De pleegvaders hebben ter zitting ingestemd met het verzoek van de Raad en naar voren gebracht dat zij contact tussen de vader en [voornaam minderjarige] stimuleren, maar dat de wens van [voornaam minderjarige] daarin leidend is. Het heeft lang geduurd voordat een vertrouwensrelatie tussen de pleegvaders en [voornaam minderjarige] tot stand is gekomen en zij willen deze niet in gevaar brengen. Het contact met de vader loopt momenteel via de pleegvaders. Tot voor kort verliep dit positief. Recentelijk heeft zich echter een incident omtrent het paspoort van [voornaam minderjarige] voorgedaan, waarbij de vader boos reageerde. [voornaam minderjarige] heeft een paspoort nodig om zich op de middelbare school in te schrijven en hij is, door de reactie van de vader, bang dat hij in september niet op zijn nieuwe school kan starten. Bezien moet worden hoe het contact met de vader op een positieve wijze kan worden hervat. De pleegvaders staan hiervoor open. In het pleeggezin wordt veel aandacht besteed aan de Bulgaarse achtergrond van [voornaam minderjarige] , daar het belangrijk is dat [voornaam minderjarige] weet waar hij vandaan komt. [voornaam minderjarige] wil dit zelf ook graag. Zo heeft hij kort geleden een pakket van de familie uit Bulgarije positief ontvangen en leest hij zijn pleegbroertje in het Bulgaars voor. Het is belangrijk dat ook hierin de wens van [voornaam minderjarige] wordt gevolgd. De pleegouders staan achter benoeming van de GI tot voogdes over [voornaam minderjarige] opdat zij niet (verder) in de strijd met de vader verstrikt raken. Als de situatie is gestabiliseerd zijn de pleegvaders bereid om de voogdij op zich te nemen.

De beoordeling

Allereerst moet worden beantwoord de vraag of de Nederlandse rechter in deze zaak rechtsmacht heeft en zo ja, welk recht van toepassing is op het verzoek tot beëindiging van het gezag.

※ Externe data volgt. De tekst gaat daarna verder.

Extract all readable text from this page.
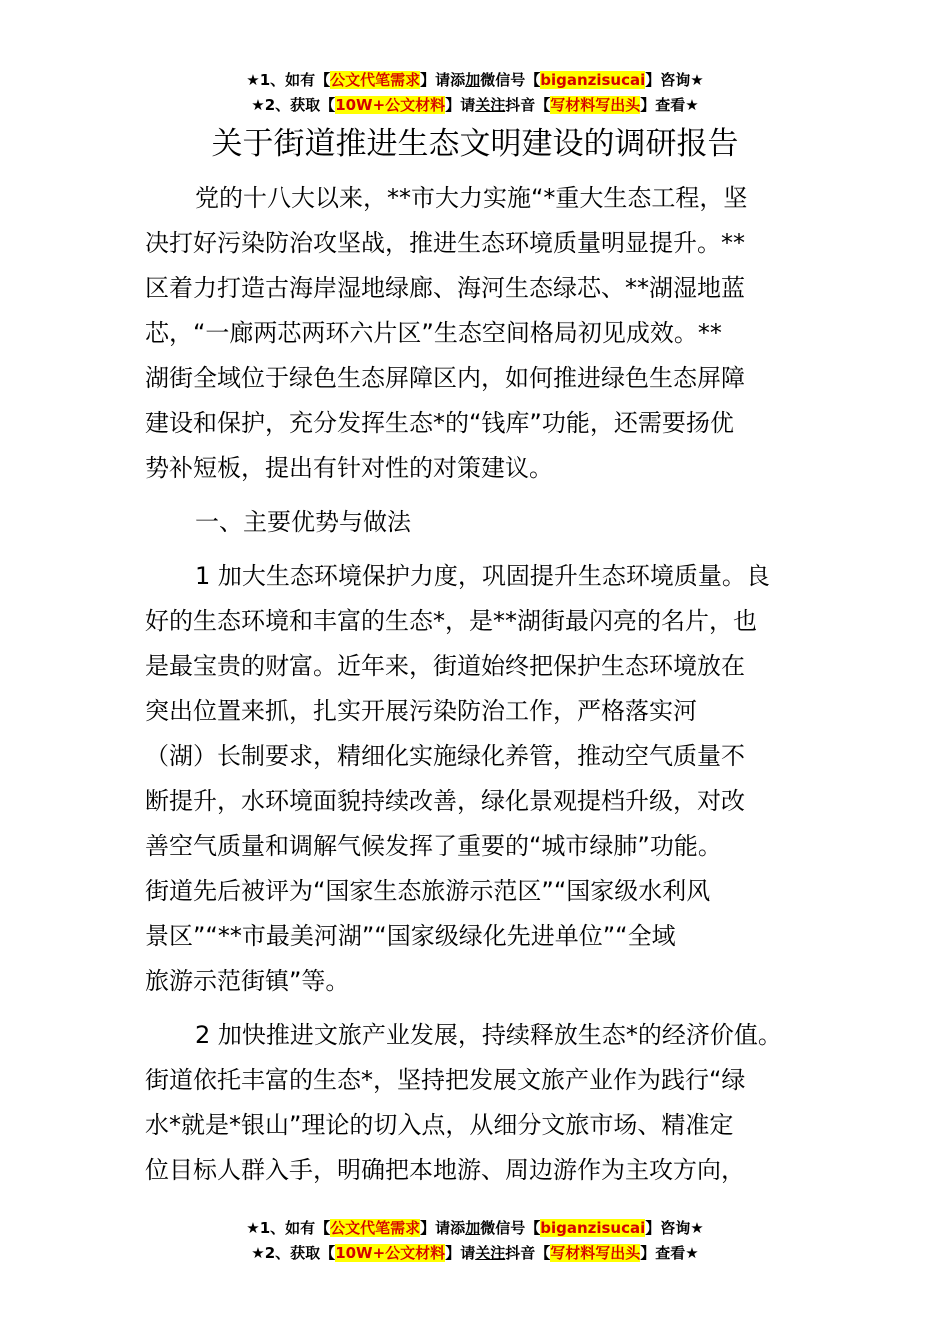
★1、如有【公文代笔需求】请添加微信号【biganzisucai】咨询★
★2、获取【10W+公文材料】请关注抖音【写材料写出头】查看★
关于街道推进生态文明建设的调研报告
党的十八大以来，**市大力实施“*重大生态工程，坚
决打好污染防治攻坚战，推进生态环境质量明显提升。**
区着力打造古海岸湿地绿廊、海河生态绿芯、**湖湿地蓝
芯，“一廊两芯两环六片区”生态空间格局初见成效。**
湖街全域位于绿色生态屏障区内，如何推进绿色生态屏障
建设和保护，充分发挥生态*的“钱库”功能，还需要扬优
势补短板，提出有针对性的对策建议。
一、主要优势与做法
1 加大生态环境保护力度，巩固提升生态环境质量。良
好的生态环境和丰富的生态*，是**湖街最闪亮的名片，也
是最宝贵的财富。近年来，街道始终把保护生态环境放在
突出位置来抓，扎实开展污染防治工作，严格落实河
（湖）长制要求，精细化实施绿化养管，推动空气质量不
断提升，水环境面貌持续改善，绿化景观提档升级，对改
善空气质量和调解气候发挥了重要的“城市绿肺”功能。
街道先后被评为“国家生态旅游示范区”“国家级水利风
景区”“**市最美河湖”“国家级绿化先进单位”“全域
旅游示范街镇”等。
2 加快推进文旅产业发展，持续释放生态*的经济价值。
街道依托丰富的生态*，坚持把发展文旅产业作为践行“绿
水*就是*银山”理论的切入点，从细分文旅市场、精准定
位目标人群入手，明确把本地游、周边游作为主攻方向，
★1、如有【公文代笔需求】请添加微信号【biganzisucai】咨询★
★2、获取【10W+公文材料】请关注抖音【写材料写出头】查看★
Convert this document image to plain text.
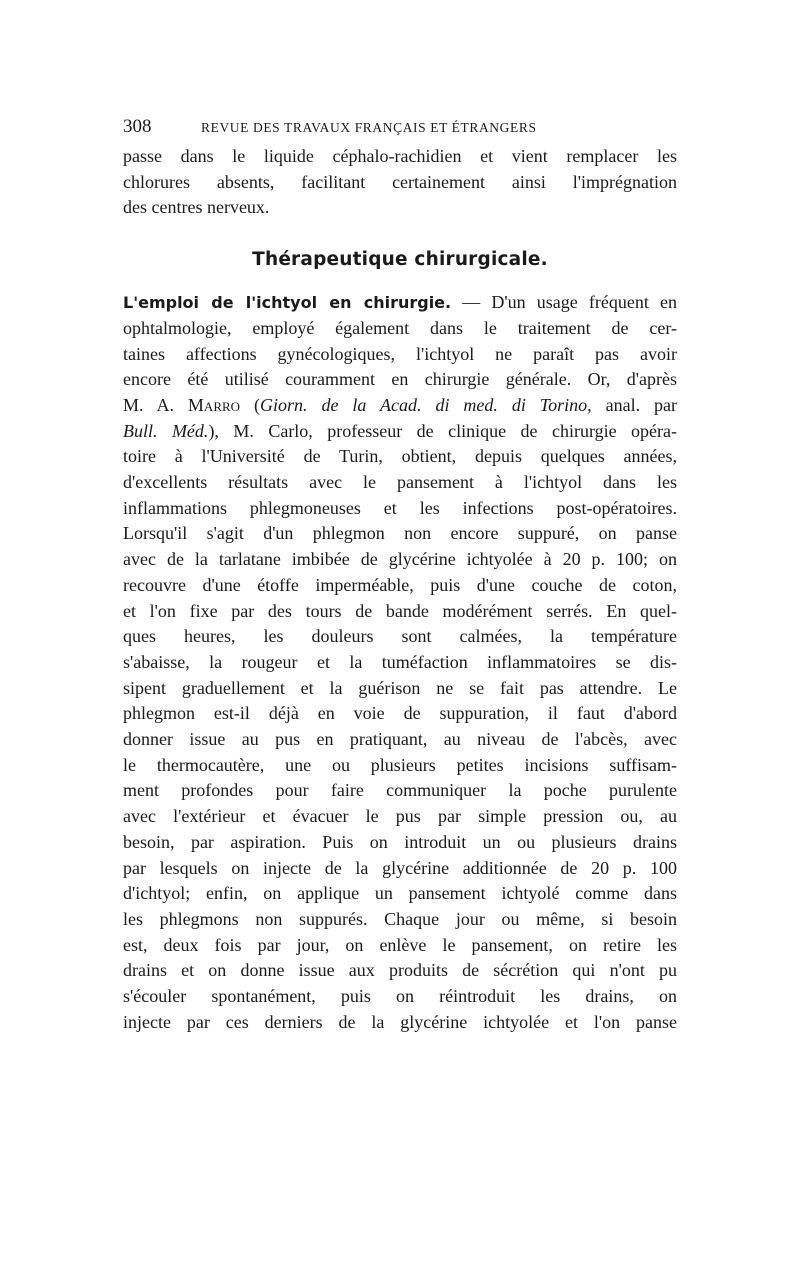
308	REVUE DES TRAVAUX FRANÇAIS ET ÉTRANGERS

passe dans le liquide céphalo-rachidien et vient remplacer les
chlorures absents, facilitant certainement ainsi l'imprégnation
des centres nerveux.

Thérapeutique chirurgicale.

L'emploi de l'ichtyol en chirurgie. — D'un usage fréquent en
ophtalmologie, employé également dans le traitement de cer-
taines affections gynécologiques, l'ichtyol ne paraît pas avoir
encore été utilisé couramment en chirurgie générale. Or, d'après
M. A. Marro (Giorn. de la Acad. di med. di Torino, anal. par
Bull. Méd.), M. Carlo, professeur de clinique de chirurgie opéra-
toire à l'Université de Turin, obtient, depuis quelques années,
d'excellents résultats avec le pansement à l'ichtyol dans les
inflammations phlegmoneuses et les infections post-opératoires.
Lorsqu'il s'agit d'un phlegmon non encore suppuré, on panse
avec de la tarlatane imbibée de glycérine ichtyolée à 20 p. 100; on
recouvre d'une étoffe imperméable, puis d'une couche de coton,
et l'on fixe par des tours de bande modérément serrés. En quel-
ques heures, les douleurs sont calmées, la température
s'abaisse, la rougeur et la tuméfaction inflammatoires se dis-
sipent graduellement et la guérison ne se fait pas attendre. Le
phlegmon est-il déjà en voie de suppuration, il faut d'abord
donner issue au pus en pratiquant, au niveau de l'abcès, avec
le thermocautère, une ou plusieurs petites incisions suffisam-
ment profondes pour faire communiquer la poche purulente
avec l'extérieur et évacuer le pus par simple pression ou, au
besoin, par aspiration. Puis on introduit un ou plusieurs drains
par lesquels on injecte de la glycérine additionnée de 20 p. 100
d'ichtyol; enfin, on applique un pansement ichtyolé comme dans
les phlegmons non suppurés. Chaque jour ou même, si besoin
est, deux fois par jour, on enlève le pansement, on retire les
drains et on donne issue aux produits de sécrétion qui n'ont pu
s'écouler spontanément, puis on réintroduit les drains, on
injecte par ces derniers de la glycérine ichtyolée et l'on panse
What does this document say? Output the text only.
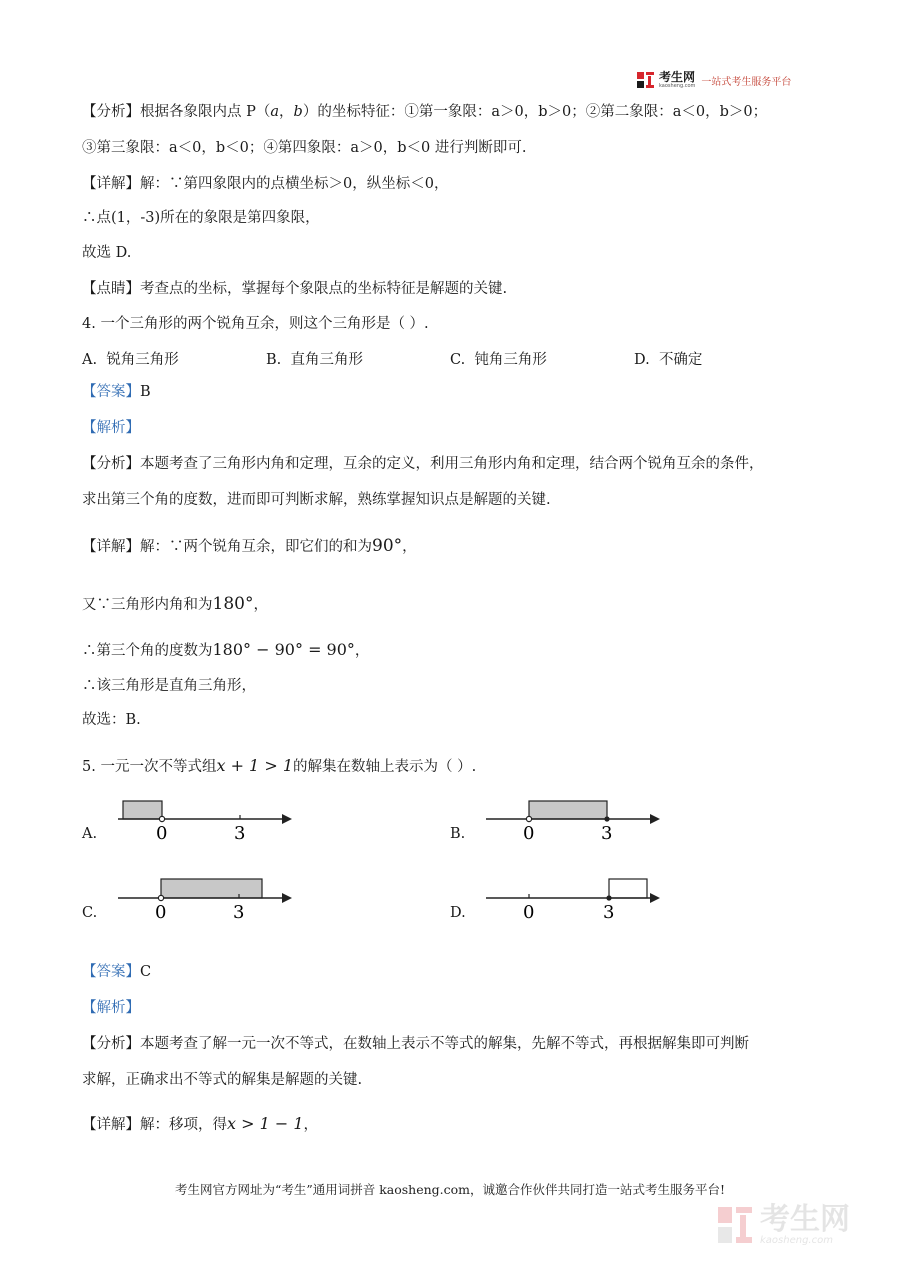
考生网
kaosheng.com 一站式考生服务平台
【分析】根据各象限内点 P（a，b）的坐标特征：①第一象限：a＞0，b＞0；②第二象限：a＜0，b＞0；
③第三象限：a＜0，b＜0；④第四象限：a＞0，b＜0 进行判断即可.
【详解】解：∵第四象限内的点横坐标＞0，纵坐标＜0，
∴点(1，-3)所在的象限是第四象限，
故选 D.
【点睛】考查点的坐标，掌握每个象限点的坐标特征是解题的关键.
4. 一个三角形的两个锐角互余，则这个三角形是（ ）.
A. 锐角三角形	B. 直角三角形	C. 钝角三角形	D. 不确定
【答案】B
【解析】
【分析】本题考查了三角形内角和定理，互余的定义，利用三角形内角和定理，结合两个锐角互余的条件，
求出第三个角的度数，进而即可判断求解，熟练掌握知识点是解题的关键.
【详解】解：∵两个锐角互余，即它们的和为90°，
又∵三角形内角和为180°，
∴第三个角的度数为180° − 90° = 90°，
∴该三角形是直角三角形，
故选：B.
5. 一元一次不等式组x + 1 > 1的解集在数轴上表示为（ ）.
A.	0	3	B.	0	3
C.	0	3	D.	0	3
【答案】C
【解析】
【分析】本题考查了解一元一次不等式，在数轴上表示不等式的解集，先解不等式，再根据解集即可判断
求解，正确求出不等式的解集是解题的关键.
【详解】解：移项，得x > 1 − 1，
考生网官方网址为“考生”通用词拼音 kaosheng.com，诚邀合作伙伴共同打造一站式考生服务平台!
考生网
kaosheng.com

Op grond van artikel 8, eerste lid, van de verordening Brussel II bis zijn ter zake van de ouderlijke verantwoordelijkheid bevoegd de gerechten van de lidstaat op het grondgebied waarvan het kind zijn gewone verblijfplaats heeft op het tijdstip dat de zaak bij het gerecht aanhangig wordt gemaakt.
[voornaam minderjarige] verblijft sinds oktober 2013 in Nederland binnen het arrondissement van de rechtbank Rotterdam. Vastgesteld kan worden dat hij daarom zijn gewone verblijfplaats in Nederland heeft en dat dus – in beginsel – de Nederlandse (Rotterdamse) rechter bevoegd is.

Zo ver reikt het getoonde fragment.